Industry bodies combine powers to counter misconduct and foster accountability

27 November 2018

Authored by: Ragiema Thokan-Mahomed, Legal, Ethics and Compliance Executive at the South African Institute of Professional Accountants (SAIPA)

Recently, the South African Institute of Professional Accountants (SAIPA) signed a groundbreaking memorandum of understanding with five other professional bodies to effectively close a loophole that allowed professionals with multiple memberships to evade the consequences of misconduct.

The other signatories to the memorandum include the Institute of Internal Auditors SA (IIA SA), the Institute of Risk Management SA (IRMSA), Chartered Secretaries Southern Africa (CSSA), the Institute of Directors in Southern Africa (IoDSA), and the Association of Certified Fraud Examiners (ACFE). Together, these organisations represent over 44,000 of South Africa’s company directors, company secretaries, internal auditors, accountants, fraud examiners and risk management professionals.

In the wake of revelations of corruption in government and business since last year, complaints against professional accountants have increased by 150%. This is understandable as the public has become acutely aware of the impact of corruption and are more likely to investigate courses of action available to them. This is true not just of accountants but many professionals in positions of authority, including business directors, company secretaries, corporate investigators or managers.

An integrated disciplinary solution

One means of resolution is to approach their professional body, which typically implements an investigative and disciplinary process based on internationally prescribed standards. SAIPA, for example, adheres to the framework of the International Federation of Accountants (IFAC), of which it is a voting member.

However, as a result of specialisation, many professionals belong to several associations, therefore holding more than one professional designation. In the past, if they were expelled from a particular association for misconduct, they could continue practicing under an alternative designation, thereby evading the full consequences of their actions. Now, those days are over.

In terms of the agreement, if a complaint is received against a professional who holds designations associated with several of the signatories, the relevant professional bodies will take a unified approach to investigate and resolve the charge. A lead investigator shall be nominated from among the parties and the final judgement shall be binding across all participating bodies in as far as their codes of conduct determine.

Swift justice

The goal is that such cases will be addressed more swiftly, efficiently and cost effectively but, most importantly, that their effect will be complete and justice will be rightly served, all in the interest of the public.
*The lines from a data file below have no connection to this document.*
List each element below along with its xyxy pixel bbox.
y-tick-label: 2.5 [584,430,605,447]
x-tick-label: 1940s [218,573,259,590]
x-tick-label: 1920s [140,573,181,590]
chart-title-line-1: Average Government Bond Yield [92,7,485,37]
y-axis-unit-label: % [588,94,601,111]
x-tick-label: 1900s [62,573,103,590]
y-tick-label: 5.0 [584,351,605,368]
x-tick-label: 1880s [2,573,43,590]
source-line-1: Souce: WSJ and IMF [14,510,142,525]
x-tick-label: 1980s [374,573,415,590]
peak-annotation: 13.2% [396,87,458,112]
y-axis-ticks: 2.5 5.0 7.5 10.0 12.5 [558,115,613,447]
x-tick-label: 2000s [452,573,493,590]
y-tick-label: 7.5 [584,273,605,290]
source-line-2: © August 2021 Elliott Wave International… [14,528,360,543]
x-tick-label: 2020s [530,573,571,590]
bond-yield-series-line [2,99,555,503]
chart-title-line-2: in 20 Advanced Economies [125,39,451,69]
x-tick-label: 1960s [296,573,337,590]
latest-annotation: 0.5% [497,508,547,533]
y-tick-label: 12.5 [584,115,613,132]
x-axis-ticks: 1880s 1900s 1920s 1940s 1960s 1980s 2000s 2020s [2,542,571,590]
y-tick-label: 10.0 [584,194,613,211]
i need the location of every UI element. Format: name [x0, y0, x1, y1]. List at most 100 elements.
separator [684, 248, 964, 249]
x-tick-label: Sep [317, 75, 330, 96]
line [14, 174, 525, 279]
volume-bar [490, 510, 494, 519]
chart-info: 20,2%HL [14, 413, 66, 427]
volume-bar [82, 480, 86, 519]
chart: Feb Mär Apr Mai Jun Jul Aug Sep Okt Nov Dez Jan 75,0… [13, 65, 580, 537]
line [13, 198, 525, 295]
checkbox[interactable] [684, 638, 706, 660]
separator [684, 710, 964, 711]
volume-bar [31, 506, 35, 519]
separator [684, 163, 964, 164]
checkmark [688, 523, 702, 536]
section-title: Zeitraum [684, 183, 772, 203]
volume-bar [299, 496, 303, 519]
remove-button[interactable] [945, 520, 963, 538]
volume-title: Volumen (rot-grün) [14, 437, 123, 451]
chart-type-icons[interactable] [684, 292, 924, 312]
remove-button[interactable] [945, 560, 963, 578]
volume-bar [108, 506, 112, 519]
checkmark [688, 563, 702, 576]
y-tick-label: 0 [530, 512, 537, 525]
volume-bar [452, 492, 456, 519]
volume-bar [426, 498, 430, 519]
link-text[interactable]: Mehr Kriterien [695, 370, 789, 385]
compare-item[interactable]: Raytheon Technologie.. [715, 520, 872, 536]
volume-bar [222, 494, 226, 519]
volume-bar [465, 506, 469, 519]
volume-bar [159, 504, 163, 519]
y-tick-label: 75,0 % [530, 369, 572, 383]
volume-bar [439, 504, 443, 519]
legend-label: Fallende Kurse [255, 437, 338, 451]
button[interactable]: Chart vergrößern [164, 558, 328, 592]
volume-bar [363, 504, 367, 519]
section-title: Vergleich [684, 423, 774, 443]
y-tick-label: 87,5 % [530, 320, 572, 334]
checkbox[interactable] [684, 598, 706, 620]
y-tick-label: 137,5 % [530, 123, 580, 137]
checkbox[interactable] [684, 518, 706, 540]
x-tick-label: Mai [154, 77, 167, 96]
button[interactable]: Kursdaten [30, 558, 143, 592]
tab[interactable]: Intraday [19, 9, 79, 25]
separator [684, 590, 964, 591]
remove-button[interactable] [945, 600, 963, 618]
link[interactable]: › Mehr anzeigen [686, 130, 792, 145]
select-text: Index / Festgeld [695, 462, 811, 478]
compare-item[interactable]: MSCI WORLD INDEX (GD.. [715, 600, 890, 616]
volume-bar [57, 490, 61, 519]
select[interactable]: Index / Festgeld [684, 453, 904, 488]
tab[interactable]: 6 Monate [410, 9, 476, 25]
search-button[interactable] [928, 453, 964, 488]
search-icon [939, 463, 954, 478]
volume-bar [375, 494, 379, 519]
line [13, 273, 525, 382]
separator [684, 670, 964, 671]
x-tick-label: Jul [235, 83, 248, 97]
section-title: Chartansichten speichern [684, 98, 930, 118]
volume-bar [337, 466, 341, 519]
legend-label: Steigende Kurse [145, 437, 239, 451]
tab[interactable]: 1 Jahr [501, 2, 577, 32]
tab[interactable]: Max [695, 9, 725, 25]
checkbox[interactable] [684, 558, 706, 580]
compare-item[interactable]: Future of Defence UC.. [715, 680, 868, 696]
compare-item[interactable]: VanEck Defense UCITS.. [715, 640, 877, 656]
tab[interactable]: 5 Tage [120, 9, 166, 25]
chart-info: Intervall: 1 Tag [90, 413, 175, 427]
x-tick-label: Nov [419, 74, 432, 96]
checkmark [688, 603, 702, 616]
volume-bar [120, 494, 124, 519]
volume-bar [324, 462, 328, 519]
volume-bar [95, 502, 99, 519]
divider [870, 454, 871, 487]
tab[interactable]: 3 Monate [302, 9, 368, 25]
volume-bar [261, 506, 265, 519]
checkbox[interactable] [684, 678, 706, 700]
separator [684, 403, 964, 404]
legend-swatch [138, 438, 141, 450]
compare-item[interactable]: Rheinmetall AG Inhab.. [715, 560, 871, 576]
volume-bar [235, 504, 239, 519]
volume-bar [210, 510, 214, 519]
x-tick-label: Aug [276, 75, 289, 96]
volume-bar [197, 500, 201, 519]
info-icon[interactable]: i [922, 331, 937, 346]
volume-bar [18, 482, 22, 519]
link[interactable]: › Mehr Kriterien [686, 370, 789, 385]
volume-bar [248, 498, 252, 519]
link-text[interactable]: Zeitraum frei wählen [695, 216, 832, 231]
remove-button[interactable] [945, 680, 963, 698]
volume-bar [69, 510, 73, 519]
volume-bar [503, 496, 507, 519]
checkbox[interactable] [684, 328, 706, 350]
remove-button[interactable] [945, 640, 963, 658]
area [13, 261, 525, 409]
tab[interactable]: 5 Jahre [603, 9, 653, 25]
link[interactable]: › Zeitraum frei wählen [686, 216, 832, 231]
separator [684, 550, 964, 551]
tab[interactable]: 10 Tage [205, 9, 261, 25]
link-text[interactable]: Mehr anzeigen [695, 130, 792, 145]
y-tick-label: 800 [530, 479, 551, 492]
This is yet another step SAIPA has taken to combat non-compliance with laws and regulations (NOCLAR) in its efforts to restore faith in the accounting profession and protect the public interest. The implications of this initiative are profound, promising a unified front against corruption by putting the very careers of wrongdoers at risk. It is also a valuable extension to SAIPA’s own rules that require the names of members struck from its roll to be made public and a letter of good standing to be obtained for applicants already associated with another body.

Better legislation required

Yet, more needs to be done. Currently, no legal constraints exist to practicing accounting. Anyone, regardless of qualification or intent, can hang out their shingle and call themselves an “accountant” or, for those who presume to know better, “a professional accountant”. As a result, there is no way to estimate how many accountants there actually are in South Africa or the magnitude to which these unregulated practitioners contribute to NOCLAR. This is a grave injustice to the reputation of the profession and the public interest.
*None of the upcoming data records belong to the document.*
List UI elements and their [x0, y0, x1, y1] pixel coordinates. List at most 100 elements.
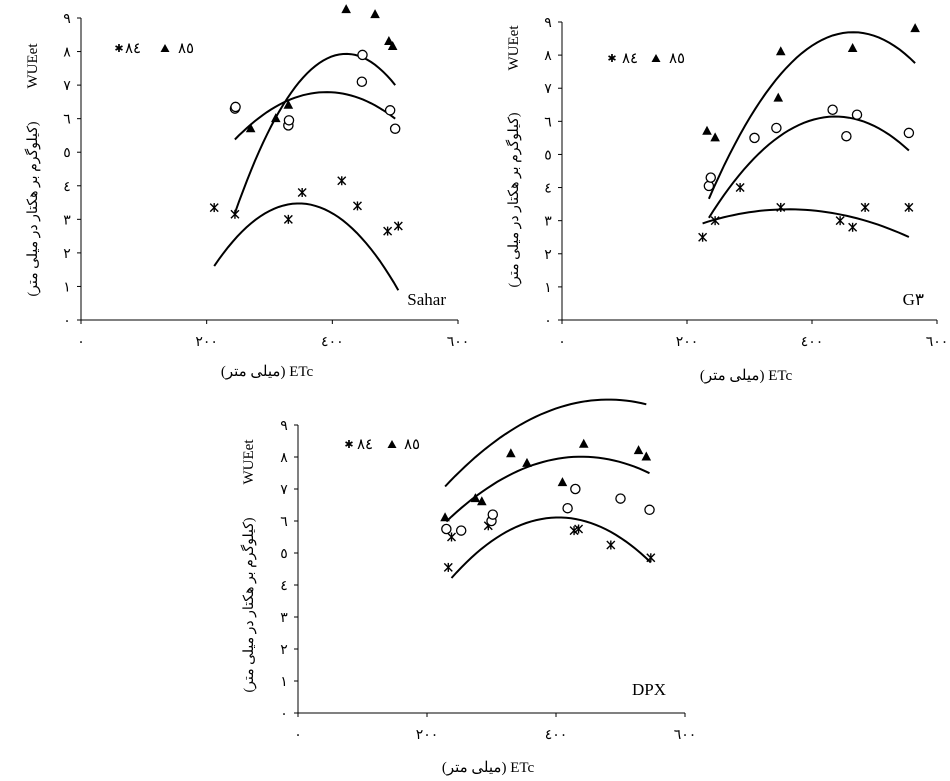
y-tick-label: ٣	[280, 611, 288, 626]
y-tick-label: ٨	[544, 49, 552, 64]
x-tick-label: ٠	[77, 335, 85, 350]
chart-panel-dpx: ٠ ١ ٢ ٣ ٤ ٥ ٦ ٧ ٨ ٩ ٠ ٢٠٠ ٤٠٠ ٦٠٠ DPX ✱ ٨٤ ٨٥ ETc (می…	[240, 398, 696, 776]
trend-line-star	[213, 202, 400, 291]
point-circle	[230, 101, 241, 113]
y-axis-label: (کیلوگرم بر هکتار در میلی متر)	[24, 121, 41, 296]
y-tick-label: ٨	[63, 46, 71, 61]
x-tick-label: ٢٠٠	[416, 728, 439, 743]
point-star	[209, 203, 219, 213]
legend-label-84: ٨٤	[125, 41, 141, 57]
point-triangle	[910, 23, 920, 33]
y-tick-label: ١	[63, 280, 71, 295]
point-circle	[562, 502, 573, 514]
point-triangle	[557, 477, 568, 487]
point-triangle	[370, 9, 380, 19]
point-circle	[384, 105, 396, 116]
point-star	[776, 202, 786, 212]
y-tick-label: ٩	[280, 419, 288, 434]
point-star	[606, 540, 616, 550]
y-tick-label: ٥	[280, 547, 288, 562]
point-star	[735, 183, 745, 193]
x-axis-label: ETc (میلی متر)	[221, 364, 314, 380]
trend-line-circle	[708, 115, 910, 219]
point-circle	[851, 109, 863, 120]
legend-marker-star: ✱	[344, 439, 353, 451]
x-tick-label: ٤٠٠	[545, 728, 568, 743]
y-tick-label: ٠	[280, 707, 288, 722]
legend-marker-triangle	[651, 54, 661, 62]
y-tick-label: ٤	[63, 180, 71, 195]
x-tick-label: ٢٠٠	[195, 335, 218, 350]
point-circle	[615, 493, 626, 504]
x-axis-label: ETc (میلی متر)	[700, 368, 793, 384]
point-star	[352, 201, 362, 211]
y-axis-label: (کیلوگرم بر هکتار در میلی متر)	[505, 112, 522, 287]
y-tick-label: ٣	[544, 215, 552, 230]
x-tick-label: ٦٠٠	[447, 335, 470, 350]
point-triangle	[773, 92, 784, 102]
point-circle	[357, 49, 368, 61]
point-triangle	[270, 113, 281, 123]
point-star	[230, 209, 240, 219]
point-circle	[455, 525, 467, 536]
point-circle	[356, 76, 368, 88]
y-axis-label: (کیلوگرم بر هکتار در میلی متر)	[240, 517, 257, 692]
y-tick-label: ٦	[544, 115, 552, 130]
y-tick-label: ٧	[544, 82, 552, 97]
point-star	[574, 524, 584, 534]
y-tick-label: ٢	[544, 248, 552, 263]
legend-label-84: ٨٤	[357, 437, 373, 453]
x-tick-label: ٢٠٠	[676, 335, 699, 350]
legend: ✱ ٨٤ ٨٥	[344, 437, 420, 453]
point-star	[383, 226, 393, 236]
y-tick-label: ١	[280, 675, 288, 690]
trend-line-star	[702, 208, 910, 238]
point-triangle	[387, 41, 398, 51]
legend-label-85: ٨٥	[669, 51, 685, 67]
y-tick-label: ٩	[544, 16, 552, 31]
point-circle	[705, 172, 717, 183]
trend-line-star	[450, 516, 652, 579]
y-tick-label: ٩	[63, 12, 71, 27]
panel-title: Sahar	[407, 290, 446, 309]
point-star	[393, 221, 403, 231]
y-tick-label: ٤	[280, 579, 288, 594]
x-tick-label: ٦٠٠	[926, 335, 949, 350]
y-tick-label: ٥	[63, 146, 71, 161]
point-triangle	[470, 493, 481, 503]
y-tick-label: ٠	[63, 314, 71, 329]
point-circle	[644, 504, 655, 516]
point-star	[710, 216, 720, 226]
y-tick-label: ٤	[544, 182, 552, 197]
y-axis-label-top: WUEet	[25, 43, 41, 89]
point-circle	[903, 127, 915, 139]
point-star	[698, 232, 708, 242]
panel-title: G٣	[903, 290, 924, 309]
trend-line-circle	[445, 455, 650, 523]
point-circle	[283, 115, 295, 126]
y-tick-label: ٢	[63, 247, 71, 262]
trend-line-circle	[234, 91, 396, 141]
legend-label-85: ٨٥	[404, 437, 420, 453]
point-triangle	[384, 35, 394, 45]
point-star	[646, 553, 656, 563]
point-star	[443, 562, 453, 572]
point-triangle	[341, 4, 351, 14]
axis-ticks: ٠ ١ ٢ ٣ ٤ ٥ ٦ ٧ ٨ ٩ ٠ ٢٠٠ ٤٠٠ ٦٠٠	[544, 16, 948, 350]
point-triangle	[641, 451, 652, 461]
axis-ticks: ٠ ١ ٢ ٣ ٤ ٥ ٦ ٧ ٨ ٩ ٠ ٢٠٠ ٤٠٠ ٦٠٠	[63, 12, 469, 350]
point-circle	[841, 130, 852, 142]
point-star	[848, 222, 858, 232]
legend-label-85: ٨٥	[178, 41, 194, 57]
point-triangle	[522, 457, 532, 467]
point-star	[904, 202, 914, 212]
point-triangle	[477, 496, 487, 506]
legend-marker-triangle	[160, 44, 170, 52]
legend-marker-star: ✱	[114, 43, 123, 55]
point-circle	[771, 122, 782, 134]
point-circle	[749, 132, 760, 144]
axis-ticks: ٠ ١ ٢ ٣ ٤ ٥ ٦ ٧ ٨ ٩ ٠ ٢٠٠ ٤٠٠ ٦٠٠	[280, 419, 696, 743]
chart-panel-g3: ٠ ١ ٢ ٣ ٤ ٥ ٦ ٧ ٨ ٩ ٠ ٢٠٠ ٤٠٠ ٦٠٠ G٣ ✱ ٨٤ ٨٥ ETc (میل…	[505, 16, 948, 384]
point-triangle	[506, 448, 516, 458]
y-axis-label-top: WUEet	[241, 439, 257, 485]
It is critical that new laws are promptly enacted to compel anyone practicing accounting to join an appropriate professional body, like SAIPA. SARS already enforces such a requirement to ensure that tax practitioners are suitably qualified and professionally traceable, thereby protecting taxpayers from harm. Demanding the same of accountants should be a standard condition.
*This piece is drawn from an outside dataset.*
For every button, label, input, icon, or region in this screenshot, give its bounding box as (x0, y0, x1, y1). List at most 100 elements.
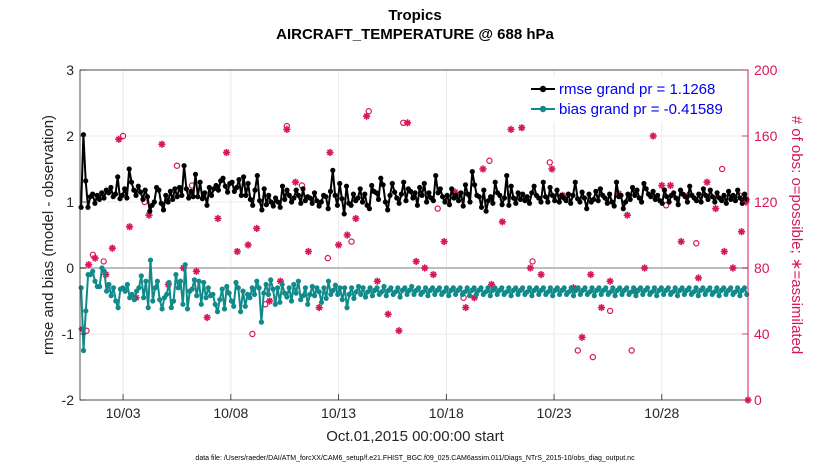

Right now, it is left to organisations to decide if they will risk hiring or doing business with unregulated accountants, and forego the assurances provided by a professional designation, like Professional Accountant (SA), and the protection offered by initiatives like the collaborative agreement mentioned above. SAIPA’s designation is backed by a prescribed study path, a three-year practical learnership, a Professional Evaluation of applied competence and ethics appreciation, a strict code of conduct and disciplinary process, and continuous professional development programmes (CPD). All that is missing is sweeping legislation to ensure that South Africa enters a new era of ethical accounting.